Four EMT units will be stationed at the facility and onsite care will be provided for those who don’t need to be hospitalized. For those that need emergency care, they will be transported to hospitals throughout the county in order to provide relief for the local Denton hospitals.

Watts credits this swift action to the close partnership with state leaders.

“We’ve been on many phone conversations with them,” said Denton County Judge Andy Eads “Everybody’s have worked so diligently to make sure that the residents out at that living center had the best medical care that they can, given their unique needs.”

Judge Eads says new COVID-19 cases have now popped up in more rural areas of the county including Argyle, Corinth, Roanoke and Krum.                   

The Denton County Commissioner’s Court officially ratified the executive stay at home order that went into effect earlier this week. It will be in place until next Tuesday, March 31.

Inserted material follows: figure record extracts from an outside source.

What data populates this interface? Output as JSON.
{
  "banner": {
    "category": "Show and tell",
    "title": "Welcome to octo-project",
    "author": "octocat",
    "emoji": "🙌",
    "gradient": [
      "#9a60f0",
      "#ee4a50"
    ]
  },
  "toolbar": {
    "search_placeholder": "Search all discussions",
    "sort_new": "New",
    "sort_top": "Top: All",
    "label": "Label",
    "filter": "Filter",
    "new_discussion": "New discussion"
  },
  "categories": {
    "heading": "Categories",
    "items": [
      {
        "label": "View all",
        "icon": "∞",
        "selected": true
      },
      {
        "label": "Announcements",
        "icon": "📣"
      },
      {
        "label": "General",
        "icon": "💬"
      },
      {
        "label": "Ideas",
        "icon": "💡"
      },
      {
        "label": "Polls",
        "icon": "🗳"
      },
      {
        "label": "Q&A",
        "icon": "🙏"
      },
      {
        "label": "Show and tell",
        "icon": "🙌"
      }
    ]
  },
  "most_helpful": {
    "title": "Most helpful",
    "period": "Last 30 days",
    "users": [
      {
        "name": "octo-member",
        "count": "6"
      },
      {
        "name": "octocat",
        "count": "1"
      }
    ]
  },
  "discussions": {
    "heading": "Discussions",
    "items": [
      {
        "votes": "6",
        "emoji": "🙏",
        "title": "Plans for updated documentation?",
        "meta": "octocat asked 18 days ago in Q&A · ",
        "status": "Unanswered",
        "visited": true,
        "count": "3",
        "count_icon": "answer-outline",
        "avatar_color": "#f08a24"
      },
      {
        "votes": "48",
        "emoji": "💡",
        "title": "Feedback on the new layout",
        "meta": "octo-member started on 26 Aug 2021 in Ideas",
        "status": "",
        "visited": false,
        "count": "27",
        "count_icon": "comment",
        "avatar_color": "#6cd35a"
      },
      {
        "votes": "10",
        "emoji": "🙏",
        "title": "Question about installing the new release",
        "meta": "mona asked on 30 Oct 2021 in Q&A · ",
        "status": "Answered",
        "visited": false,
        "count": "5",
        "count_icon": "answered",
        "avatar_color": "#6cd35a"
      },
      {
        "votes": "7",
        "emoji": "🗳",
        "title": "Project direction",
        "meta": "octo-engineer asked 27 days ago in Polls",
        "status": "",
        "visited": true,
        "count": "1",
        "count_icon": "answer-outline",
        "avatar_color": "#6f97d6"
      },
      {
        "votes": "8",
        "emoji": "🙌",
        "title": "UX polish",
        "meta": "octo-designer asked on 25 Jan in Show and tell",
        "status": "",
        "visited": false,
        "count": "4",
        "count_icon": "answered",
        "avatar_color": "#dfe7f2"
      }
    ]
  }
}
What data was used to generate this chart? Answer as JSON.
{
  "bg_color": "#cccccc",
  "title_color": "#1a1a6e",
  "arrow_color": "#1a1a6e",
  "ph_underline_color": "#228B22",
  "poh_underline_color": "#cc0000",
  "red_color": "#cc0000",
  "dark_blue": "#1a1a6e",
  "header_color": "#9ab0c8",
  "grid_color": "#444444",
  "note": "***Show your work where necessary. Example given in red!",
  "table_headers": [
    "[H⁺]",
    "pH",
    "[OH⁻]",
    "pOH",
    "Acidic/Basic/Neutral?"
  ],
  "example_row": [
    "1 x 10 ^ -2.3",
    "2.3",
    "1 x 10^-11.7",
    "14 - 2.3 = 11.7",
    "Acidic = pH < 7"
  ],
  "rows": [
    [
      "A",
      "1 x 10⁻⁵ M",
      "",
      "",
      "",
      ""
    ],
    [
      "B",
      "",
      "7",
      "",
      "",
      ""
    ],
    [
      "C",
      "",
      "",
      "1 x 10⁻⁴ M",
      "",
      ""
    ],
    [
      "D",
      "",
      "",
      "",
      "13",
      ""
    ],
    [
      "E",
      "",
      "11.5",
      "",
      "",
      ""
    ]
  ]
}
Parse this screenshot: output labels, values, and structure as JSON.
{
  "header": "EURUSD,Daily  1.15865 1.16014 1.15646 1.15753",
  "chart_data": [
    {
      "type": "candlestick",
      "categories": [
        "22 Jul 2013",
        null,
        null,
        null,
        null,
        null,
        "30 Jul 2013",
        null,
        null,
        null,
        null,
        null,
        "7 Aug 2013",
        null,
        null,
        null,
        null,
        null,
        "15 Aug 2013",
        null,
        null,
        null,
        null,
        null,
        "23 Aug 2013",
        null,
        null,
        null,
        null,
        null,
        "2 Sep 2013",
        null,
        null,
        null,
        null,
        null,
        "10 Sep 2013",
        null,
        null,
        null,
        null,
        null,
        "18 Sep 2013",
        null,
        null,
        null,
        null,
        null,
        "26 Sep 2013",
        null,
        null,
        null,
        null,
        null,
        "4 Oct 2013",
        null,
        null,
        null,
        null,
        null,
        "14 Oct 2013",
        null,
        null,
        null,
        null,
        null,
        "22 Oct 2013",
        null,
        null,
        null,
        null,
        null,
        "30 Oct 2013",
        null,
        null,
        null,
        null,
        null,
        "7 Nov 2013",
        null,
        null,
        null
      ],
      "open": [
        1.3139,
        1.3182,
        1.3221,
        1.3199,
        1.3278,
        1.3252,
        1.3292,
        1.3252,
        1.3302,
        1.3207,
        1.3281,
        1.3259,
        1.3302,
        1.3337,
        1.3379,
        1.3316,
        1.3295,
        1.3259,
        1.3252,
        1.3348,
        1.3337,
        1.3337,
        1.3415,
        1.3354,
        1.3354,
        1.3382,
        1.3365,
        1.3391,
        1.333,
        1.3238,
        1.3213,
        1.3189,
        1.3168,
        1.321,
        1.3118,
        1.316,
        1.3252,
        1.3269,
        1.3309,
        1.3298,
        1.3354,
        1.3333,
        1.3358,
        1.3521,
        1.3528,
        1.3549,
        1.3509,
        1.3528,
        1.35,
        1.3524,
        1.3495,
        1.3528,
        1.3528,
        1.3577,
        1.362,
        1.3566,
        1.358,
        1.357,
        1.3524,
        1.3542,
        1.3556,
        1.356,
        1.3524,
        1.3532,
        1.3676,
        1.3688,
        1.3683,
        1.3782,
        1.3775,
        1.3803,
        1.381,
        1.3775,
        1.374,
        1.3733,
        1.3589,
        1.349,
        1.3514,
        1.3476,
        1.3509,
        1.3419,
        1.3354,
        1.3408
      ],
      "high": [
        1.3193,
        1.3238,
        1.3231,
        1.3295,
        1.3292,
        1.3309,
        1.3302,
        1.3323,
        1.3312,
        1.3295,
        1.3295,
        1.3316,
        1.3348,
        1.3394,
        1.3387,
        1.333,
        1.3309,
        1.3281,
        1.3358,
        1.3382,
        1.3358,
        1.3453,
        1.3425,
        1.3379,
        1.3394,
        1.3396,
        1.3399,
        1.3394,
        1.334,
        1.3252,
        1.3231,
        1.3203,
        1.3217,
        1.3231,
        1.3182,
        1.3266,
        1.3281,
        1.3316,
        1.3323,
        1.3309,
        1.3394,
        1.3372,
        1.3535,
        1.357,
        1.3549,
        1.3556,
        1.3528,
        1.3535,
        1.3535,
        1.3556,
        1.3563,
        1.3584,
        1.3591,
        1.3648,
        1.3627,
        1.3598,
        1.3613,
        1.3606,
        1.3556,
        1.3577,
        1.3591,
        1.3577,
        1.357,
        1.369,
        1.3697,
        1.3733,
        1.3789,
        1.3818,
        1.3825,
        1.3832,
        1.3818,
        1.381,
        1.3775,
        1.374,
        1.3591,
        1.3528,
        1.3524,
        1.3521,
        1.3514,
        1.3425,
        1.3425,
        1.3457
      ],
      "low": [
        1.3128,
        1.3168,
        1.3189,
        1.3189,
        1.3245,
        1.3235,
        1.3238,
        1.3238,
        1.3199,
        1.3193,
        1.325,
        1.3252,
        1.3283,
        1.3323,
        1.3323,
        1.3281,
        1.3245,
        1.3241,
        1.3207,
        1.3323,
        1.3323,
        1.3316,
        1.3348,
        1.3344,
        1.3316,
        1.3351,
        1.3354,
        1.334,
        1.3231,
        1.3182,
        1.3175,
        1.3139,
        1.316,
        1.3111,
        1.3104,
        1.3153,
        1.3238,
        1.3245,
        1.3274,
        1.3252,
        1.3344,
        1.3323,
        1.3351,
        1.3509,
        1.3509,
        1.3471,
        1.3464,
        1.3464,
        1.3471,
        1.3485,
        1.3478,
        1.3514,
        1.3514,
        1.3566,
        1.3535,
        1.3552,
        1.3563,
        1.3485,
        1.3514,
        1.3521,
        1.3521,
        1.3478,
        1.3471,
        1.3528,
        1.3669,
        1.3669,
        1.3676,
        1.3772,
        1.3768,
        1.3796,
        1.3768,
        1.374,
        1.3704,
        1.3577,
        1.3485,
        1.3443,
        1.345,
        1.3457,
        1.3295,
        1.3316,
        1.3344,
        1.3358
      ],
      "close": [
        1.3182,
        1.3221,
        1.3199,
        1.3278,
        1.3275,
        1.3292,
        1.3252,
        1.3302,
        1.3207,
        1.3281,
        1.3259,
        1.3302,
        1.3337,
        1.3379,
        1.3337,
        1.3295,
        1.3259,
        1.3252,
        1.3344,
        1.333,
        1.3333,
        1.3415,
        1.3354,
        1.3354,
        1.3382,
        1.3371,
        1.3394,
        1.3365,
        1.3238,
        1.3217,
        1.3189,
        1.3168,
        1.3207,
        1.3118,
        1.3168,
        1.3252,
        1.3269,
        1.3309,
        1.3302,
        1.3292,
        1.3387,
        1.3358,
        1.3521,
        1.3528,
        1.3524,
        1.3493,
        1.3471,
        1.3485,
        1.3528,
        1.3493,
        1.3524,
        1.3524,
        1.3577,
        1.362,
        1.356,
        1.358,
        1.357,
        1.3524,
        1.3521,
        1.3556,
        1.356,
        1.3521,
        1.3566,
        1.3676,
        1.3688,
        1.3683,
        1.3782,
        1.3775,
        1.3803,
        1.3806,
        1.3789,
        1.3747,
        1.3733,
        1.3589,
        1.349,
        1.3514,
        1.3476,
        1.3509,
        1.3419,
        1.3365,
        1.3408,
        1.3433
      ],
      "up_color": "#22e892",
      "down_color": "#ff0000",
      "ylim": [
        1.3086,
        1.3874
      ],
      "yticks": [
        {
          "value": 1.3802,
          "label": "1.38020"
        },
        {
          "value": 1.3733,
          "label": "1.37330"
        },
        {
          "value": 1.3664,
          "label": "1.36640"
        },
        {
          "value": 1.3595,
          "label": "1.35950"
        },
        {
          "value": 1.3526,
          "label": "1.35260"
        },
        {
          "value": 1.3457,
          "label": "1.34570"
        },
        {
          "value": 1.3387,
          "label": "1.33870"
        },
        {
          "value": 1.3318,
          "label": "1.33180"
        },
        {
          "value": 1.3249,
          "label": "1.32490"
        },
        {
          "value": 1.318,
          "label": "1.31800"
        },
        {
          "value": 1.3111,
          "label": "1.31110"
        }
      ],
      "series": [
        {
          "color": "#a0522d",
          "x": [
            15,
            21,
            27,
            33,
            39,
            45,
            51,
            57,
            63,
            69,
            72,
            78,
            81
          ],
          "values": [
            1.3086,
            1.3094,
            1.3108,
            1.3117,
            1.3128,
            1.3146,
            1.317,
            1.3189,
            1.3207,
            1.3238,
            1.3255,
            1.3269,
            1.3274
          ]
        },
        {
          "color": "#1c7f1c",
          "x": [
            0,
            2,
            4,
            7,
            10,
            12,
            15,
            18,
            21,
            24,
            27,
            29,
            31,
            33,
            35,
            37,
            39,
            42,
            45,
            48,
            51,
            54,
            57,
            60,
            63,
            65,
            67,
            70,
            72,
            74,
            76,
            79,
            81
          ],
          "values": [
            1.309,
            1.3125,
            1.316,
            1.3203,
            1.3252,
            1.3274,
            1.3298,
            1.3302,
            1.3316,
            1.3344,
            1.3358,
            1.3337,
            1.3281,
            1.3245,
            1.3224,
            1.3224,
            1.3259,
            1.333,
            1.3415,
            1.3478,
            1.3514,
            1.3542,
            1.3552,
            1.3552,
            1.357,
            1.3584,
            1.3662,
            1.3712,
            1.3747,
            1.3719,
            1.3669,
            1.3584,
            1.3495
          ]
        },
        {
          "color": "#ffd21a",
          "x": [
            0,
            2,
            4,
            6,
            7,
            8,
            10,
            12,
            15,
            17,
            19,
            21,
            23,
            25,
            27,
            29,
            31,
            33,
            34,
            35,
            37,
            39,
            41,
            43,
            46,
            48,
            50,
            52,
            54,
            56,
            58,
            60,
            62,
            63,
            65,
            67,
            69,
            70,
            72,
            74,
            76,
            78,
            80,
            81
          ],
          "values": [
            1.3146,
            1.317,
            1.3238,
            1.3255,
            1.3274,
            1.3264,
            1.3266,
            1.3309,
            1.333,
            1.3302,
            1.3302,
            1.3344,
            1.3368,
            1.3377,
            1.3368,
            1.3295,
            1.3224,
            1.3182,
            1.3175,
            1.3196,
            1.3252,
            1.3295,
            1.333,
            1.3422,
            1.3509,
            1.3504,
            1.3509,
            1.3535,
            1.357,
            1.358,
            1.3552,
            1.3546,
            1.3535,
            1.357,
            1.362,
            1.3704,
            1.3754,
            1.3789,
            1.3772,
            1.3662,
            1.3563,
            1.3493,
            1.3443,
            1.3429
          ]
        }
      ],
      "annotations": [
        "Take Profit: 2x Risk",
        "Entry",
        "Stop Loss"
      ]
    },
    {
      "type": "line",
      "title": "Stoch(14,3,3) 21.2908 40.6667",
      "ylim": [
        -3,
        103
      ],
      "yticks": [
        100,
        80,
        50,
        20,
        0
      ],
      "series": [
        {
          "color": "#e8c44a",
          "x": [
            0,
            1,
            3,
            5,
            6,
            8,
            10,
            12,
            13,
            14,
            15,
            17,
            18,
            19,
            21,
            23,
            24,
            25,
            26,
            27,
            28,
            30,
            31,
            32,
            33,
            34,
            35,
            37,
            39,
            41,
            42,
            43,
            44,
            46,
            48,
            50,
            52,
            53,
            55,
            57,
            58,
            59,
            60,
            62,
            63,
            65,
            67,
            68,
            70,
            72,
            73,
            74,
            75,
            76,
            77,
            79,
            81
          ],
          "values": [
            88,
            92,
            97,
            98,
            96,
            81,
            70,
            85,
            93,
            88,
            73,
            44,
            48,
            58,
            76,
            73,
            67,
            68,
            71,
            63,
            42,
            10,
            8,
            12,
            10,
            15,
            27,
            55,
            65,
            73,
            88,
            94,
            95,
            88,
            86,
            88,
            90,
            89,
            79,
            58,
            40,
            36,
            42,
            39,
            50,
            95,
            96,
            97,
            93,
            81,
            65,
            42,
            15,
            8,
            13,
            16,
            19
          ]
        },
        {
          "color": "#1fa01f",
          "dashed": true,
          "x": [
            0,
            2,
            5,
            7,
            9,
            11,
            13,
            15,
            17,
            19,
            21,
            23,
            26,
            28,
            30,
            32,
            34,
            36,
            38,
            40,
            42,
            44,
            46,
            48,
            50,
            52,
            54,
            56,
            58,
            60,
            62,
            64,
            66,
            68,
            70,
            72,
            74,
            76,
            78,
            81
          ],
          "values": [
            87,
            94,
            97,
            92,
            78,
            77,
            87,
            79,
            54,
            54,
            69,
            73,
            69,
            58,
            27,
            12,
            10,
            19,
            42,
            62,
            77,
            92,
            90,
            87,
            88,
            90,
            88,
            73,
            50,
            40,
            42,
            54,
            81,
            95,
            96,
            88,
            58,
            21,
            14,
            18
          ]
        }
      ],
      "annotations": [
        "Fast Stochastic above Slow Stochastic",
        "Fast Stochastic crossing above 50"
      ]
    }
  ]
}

Eads once again stressed the importance of everyone practicing social distancing.

“Your life and your safety and that of your loved ones and friends and family is important,” he said. “And that is why we need social distancing so be an advocate when you are out in public and demonstrate and be an example to others of what good social distancing is all about.”

FOX 4 received a statement from the state facility Thursday evening, explaining that if a resident is hospitalized, they will only come back to the center when they are well enough to be discharged.

And in order to stop the spread, residents recovering from COVID-19 will be placed in dedicated homes.